Bu muhteşem eseri, ileriki yaşamında tekrar okumalısın. Dünyanın düzeni, siyaset ve politikanın işleyişi ile ilgili ilham verici bir eser. Tüm hayvanlar eşittir ama bazı hayvanlar daha eşittir (!)
Ölmeden önce okunması gereken bir kitap. Bu kitabı okumadan önce, az da olsa politik görüşlere hakim olmanız gerekiyor. Çevirmeni güvenilir, akıcı bir şekilde çevrilmiş. Akıcı bir kitap. Hiç sıkmaz. Bu kitap komünizm/sosyalizm görüşünü eleştiren bir kitap. Zaten kitap, Amerika'da propaganda kitabı olarak okutulmuş. 10 üzerinden 10 kesinlikle rahat verilir.
Nihayet bu çok çok okunan klasik kitabı okumanın keyfini yaşadım ben de. Müthiş benzetme sanatı ve ironiler kullanılarak anlatılan olay akışı doğrusu hayran bıraktı. Yıllar, yıllar öncesinden de demek ki işleyiş böyleydi , yönetimin, yaşam şartlarının irdelendiği Hayvan Çiftliği kesinlikle herkesin okuması gereken bir kitap.
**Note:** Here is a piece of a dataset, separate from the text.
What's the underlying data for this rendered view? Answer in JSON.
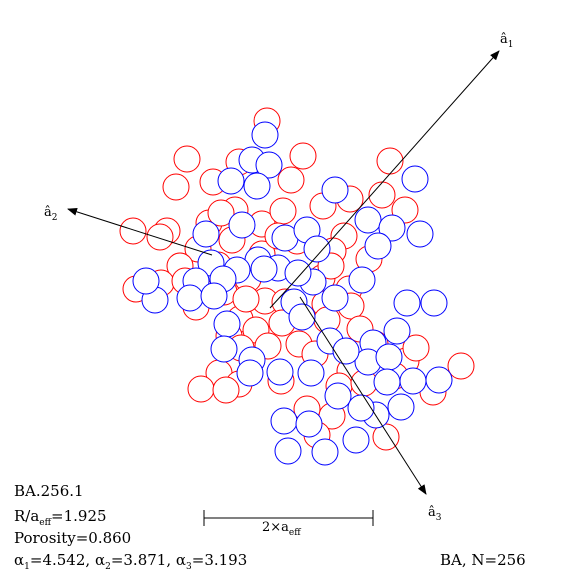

Masumiyet , iyi niyet, azim, nankörlük, menfaat, bağnazlık, sadakat, vefa daha fazla nasıl bu kadar anlamlı ve güzel anlatılabilir bilemiyorum.
Orwell, Rus Devrimi’ni bir alegorik anlatım harikasıyla hayvanlarla özdeşleştirerek sosyalizm ve devrimin nasıl diktatörlüğe dönüştüğünün resmini çizmiş adeta. Stalin Rusya’sına beton sertliğinde eleştiriler içeren eser ne yazık ki birçok yönden tanıdık geliyor okuyucuya. Karakterlerin işleniş/uyarlanışındaki incelik ise hayranlık uyandırıcı.